第29章 番
「百合……さ……」
百合は瑞を見、青ざめた顔の二人を見る。
瑞の顔は白濁液まみれになっており、二人は急いで前を隠したものの、部屋には帯が散らかっている。
じっくりと見回し、鈴蘭の特徴的な長い二つ結びの一本を掴んだ。
「いたあ! ゆ、百合はん、そないなとこ持ったらあかん、持つとこやあらへん!」
「おい鈴子〜。ケツの青いクソガキの癖にい、おみずを性奴隷にするってえ?」
ぐっと鈴蘭の顔を引き寄せ、声に凄みを効かせる。
「そ、そこまでは言うてへん……!」
「ふざけてんじゃねえよ」
にっこりと笑い、鈴蘭の肩を組んだ。
「あ、桔梗ちんも同罪だから来い」
「ですよねッ!」
呆然とする瑞を残し、ぴしゃんと障子が閉まった。
「……おれ、瑞さんとは清い関係でいたかったんだけど。

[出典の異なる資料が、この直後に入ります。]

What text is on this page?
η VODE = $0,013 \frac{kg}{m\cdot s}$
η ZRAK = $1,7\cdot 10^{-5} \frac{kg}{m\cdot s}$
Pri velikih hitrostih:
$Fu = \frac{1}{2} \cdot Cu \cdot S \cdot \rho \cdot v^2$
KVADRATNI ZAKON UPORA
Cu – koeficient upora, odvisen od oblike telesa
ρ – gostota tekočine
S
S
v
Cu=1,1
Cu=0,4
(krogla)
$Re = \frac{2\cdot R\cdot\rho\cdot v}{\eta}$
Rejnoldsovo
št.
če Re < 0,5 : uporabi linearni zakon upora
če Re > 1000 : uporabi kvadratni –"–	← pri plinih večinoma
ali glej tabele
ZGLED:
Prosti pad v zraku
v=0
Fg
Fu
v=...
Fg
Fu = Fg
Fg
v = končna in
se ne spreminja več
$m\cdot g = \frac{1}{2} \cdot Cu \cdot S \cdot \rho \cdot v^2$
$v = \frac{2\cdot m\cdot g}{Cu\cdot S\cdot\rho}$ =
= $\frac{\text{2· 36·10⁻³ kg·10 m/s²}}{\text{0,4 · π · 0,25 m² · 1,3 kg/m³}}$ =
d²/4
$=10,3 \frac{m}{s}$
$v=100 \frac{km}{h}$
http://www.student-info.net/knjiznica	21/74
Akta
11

つーか、少しづつ距離を縮めて、初夜の時に初めてやらしい素顔が明らかになるっつうのがいんじゃねえか……恥ずかしがる瑞さんをおれが抱き締めてやって」
ボロボロに着衣を乱した桔梗が得意そうに零すと、いつも綺麗に結い上げている髪を滅茶苦茶にした鈴蘭が小馬鹿にしたように笑う。